Original Tales. The Tale of Babylon
Original Tales. Alongside the translated tale, which was fully mastered by Russian literature in the fifteenth century, the same period saw the creation of original tales in Russia. These tales were extremely varied in content and character. They included stories about real and comparatively recent historical events (similar to The Tale of the Battle Against Mamai already mentioned), historical legends and works which can be regarded as the first specimens of Russian secular fictional narrative.
The Tale of Babylon. The tale of the town of Babylon, which appeared in Russian literature in the fifteenth century, became extremely widespread in the following centuries together with a number of publicistic works extolling the greatness of the Russian state. In its original form, however, the Tale was a narrative, rather than a publicistic work. It told the story of how the Orthodox Emperor Basil resolves to bring from Babylon the “signs” belonging to the three holy youths (mentioned in the Old Testament Book of Daniel)—Hananiah, Azariah and Mishael. He sends three youths, the Greek Gugry, the Georgian Yakov and the Russian Lavr. This choice is not an accidental one, as we see later. The envoys reach the ruins of Babylon overgrown with weeds and are confronted by an enormous sleeping dragon. Above the dragon is a notice written in three languages, Greek, Georgian and Russian, which can be read only by envoys who know these languages. From the notice they find out how to get past the dragon and reach the treasure. In the deserted royal palace they find the crowns of King Nebuchadnezzar, precious stones and goblets, drink from the goblets and become intoxicated. On the way back one of them, Yakov, touches the dragon “and the dragon’s scales did rise up like waves on the sea”. The envoys manage to reach their horses and put their booty on them. Meanwhile the dragon awakes and gives a terrible whistle which makes them fall to the ground as if dead. The action moves to the place where the Greek Emperor Basil is awaiting his envoys. The dragon’s whistle reaches Basil’s camp, which is fifteen days’ march away, and makes him and his men collapse lifeless. The emperor thinks his envoys have perished, but decides to wait a few days longer for them. On the sixteenth day, when all the periods of waiting are up, the three envoys, who have come to their senses “as if from a dream”, appear before the emperor and present him with crowns and “signs from Babylon”.
In its character The Tale of Babylon is a rather complex and heterogeneous work.

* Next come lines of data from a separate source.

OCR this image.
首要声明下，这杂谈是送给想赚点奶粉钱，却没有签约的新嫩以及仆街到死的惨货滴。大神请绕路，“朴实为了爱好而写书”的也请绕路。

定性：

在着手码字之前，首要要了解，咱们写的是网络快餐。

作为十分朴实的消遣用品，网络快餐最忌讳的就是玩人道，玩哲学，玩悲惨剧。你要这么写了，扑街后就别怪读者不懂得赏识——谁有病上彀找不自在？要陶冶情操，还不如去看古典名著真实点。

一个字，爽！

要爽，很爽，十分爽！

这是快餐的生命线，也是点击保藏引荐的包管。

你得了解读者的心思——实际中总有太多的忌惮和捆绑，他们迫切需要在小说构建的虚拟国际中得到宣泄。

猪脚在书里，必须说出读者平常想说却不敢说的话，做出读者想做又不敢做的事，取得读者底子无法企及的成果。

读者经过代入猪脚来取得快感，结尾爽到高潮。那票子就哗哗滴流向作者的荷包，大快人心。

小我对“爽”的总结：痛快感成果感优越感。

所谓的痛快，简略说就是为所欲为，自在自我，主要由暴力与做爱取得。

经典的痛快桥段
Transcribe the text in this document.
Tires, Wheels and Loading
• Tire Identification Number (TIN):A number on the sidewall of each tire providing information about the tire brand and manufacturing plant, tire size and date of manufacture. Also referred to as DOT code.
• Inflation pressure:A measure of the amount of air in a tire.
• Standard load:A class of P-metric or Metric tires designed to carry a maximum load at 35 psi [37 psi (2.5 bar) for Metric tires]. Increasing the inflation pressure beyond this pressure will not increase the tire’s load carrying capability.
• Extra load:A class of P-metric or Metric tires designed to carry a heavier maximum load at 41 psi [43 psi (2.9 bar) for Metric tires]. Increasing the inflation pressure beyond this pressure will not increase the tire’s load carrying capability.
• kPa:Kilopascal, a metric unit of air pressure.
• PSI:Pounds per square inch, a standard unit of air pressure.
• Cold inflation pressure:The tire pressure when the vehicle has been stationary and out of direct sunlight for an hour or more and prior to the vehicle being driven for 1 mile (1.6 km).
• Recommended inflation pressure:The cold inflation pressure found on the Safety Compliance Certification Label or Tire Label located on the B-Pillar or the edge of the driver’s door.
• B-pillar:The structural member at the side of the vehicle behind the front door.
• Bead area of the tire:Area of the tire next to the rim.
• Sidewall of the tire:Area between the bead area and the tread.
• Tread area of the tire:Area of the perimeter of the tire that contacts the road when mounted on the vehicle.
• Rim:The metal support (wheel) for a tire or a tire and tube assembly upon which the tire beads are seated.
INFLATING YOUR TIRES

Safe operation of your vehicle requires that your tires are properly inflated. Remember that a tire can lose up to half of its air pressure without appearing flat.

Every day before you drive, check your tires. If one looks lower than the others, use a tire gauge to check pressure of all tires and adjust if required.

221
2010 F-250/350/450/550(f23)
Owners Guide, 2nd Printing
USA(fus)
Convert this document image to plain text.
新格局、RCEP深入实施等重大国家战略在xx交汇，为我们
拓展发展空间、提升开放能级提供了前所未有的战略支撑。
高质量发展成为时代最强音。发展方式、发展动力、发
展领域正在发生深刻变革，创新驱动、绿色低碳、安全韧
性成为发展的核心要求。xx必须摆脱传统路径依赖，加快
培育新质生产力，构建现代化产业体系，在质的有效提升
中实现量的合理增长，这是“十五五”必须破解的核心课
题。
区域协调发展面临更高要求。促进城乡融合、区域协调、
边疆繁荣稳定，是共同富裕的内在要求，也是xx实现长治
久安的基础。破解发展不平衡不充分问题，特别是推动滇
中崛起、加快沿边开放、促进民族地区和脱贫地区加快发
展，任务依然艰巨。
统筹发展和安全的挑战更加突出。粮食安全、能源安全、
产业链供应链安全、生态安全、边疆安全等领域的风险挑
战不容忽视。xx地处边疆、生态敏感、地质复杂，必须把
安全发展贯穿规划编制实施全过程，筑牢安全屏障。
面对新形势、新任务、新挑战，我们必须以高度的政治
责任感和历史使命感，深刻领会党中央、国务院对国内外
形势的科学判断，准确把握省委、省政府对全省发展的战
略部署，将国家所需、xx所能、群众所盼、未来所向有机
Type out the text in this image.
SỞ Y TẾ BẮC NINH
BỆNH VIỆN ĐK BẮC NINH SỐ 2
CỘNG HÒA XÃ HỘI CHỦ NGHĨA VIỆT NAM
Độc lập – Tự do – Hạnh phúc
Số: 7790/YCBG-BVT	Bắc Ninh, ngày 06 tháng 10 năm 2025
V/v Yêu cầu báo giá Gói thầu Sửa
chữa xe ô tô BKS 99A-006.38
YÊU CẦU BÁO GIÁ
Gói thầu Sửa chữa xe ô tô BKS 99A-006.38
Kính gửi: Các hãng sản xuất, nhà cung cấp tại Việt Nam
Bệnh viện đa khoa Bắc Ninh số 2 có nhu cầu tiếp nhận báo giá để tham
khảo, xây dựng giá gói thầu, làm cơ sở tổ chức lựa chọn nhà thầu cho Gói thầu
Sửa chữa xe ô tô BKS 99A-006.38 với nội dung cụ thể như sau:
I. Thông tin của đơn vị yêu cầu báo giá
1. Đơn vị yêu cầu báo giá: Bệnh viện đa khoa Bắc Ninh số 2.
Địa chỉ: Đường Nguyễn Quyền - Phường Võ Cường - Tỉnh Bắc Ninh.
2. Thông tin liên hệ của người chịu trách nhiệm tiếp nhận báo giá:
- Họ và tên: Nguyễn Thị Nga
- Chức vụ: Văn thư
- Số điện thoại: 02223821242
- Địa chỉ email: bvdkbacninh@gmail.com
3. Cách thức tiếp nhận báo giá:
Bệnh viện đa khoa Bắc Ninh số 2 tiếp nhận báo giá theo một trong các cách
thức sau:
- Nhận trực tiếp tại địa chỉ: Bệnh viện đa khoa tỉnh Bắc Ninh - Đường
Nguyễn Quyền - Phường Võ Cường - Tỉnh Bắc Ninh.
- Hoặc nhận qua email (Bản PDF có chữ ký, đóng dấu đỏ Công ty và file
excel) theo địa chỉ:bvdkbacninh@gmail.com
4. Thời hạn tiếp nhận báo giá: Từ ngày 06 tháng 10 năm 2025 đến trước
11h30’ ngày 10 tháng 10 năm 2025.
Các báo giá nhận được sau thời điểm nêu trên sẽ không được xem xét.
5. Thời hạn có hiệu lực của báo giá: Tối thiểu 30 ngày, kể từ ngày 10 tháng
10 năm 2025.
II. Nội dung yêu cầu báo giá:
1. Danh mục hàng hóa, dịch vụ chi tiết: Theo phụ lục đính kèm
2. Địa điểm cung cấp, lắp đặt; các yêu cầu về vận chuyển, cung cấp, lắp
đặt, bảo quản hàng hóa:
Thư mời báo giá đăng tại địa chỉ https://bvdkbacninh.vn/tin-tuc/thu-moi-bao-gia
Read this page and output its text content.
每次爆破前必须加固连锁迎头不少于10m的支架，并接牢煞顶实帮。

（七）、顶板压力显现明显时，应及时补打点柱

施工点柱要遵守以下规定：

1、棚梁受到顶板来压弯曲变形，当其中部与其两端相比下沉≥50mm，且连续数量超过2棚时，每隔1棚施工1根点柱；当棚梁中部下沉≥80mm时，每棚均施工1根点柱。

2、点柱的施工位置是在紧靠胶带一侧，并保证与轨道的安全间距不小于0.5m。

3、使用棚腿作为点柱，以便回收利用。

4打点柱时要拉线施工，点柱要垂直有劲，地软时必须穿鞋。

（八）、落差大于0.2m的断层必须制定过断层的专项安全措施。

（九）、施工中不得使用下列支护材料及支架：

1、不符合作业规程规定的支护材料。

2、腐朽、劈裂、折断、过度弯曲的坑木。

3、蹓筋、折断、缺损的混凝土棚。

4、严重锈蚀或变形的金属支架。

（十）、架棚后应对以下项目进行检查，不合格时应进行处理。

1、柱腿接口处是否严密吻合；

It is both a legend about the winning of the emperor’s “signs”, linked with the Old Testament story of the three youths, and an intriguing tale about the exciting adventures of its heroes whose names (Gugry, Yakov and Lavr) had no historical associations for the reader and sounded like the names of heroes from folk tales (or fictional works of the modern period). The style is also mixed: sometimes it reminds the official style of ambassadorial reports (“they travelled three weeks to Babylon”, “they were fifteen days’ journey from Babylon”), sometimes a lively narrative. The narrative is written in the third person except for one point, when the narrator changes to the first person: “but we did drink from the goblet and grow merry”.26
Thus, The Tale of Babylon is an interesting work of a transitional genre—from the legend to the fictional narrative. In the subsequent fate of the work its legendary character played an important part—it was included in the hagiographical collection of The Great Menology and joined the political legends of the sixteenth century.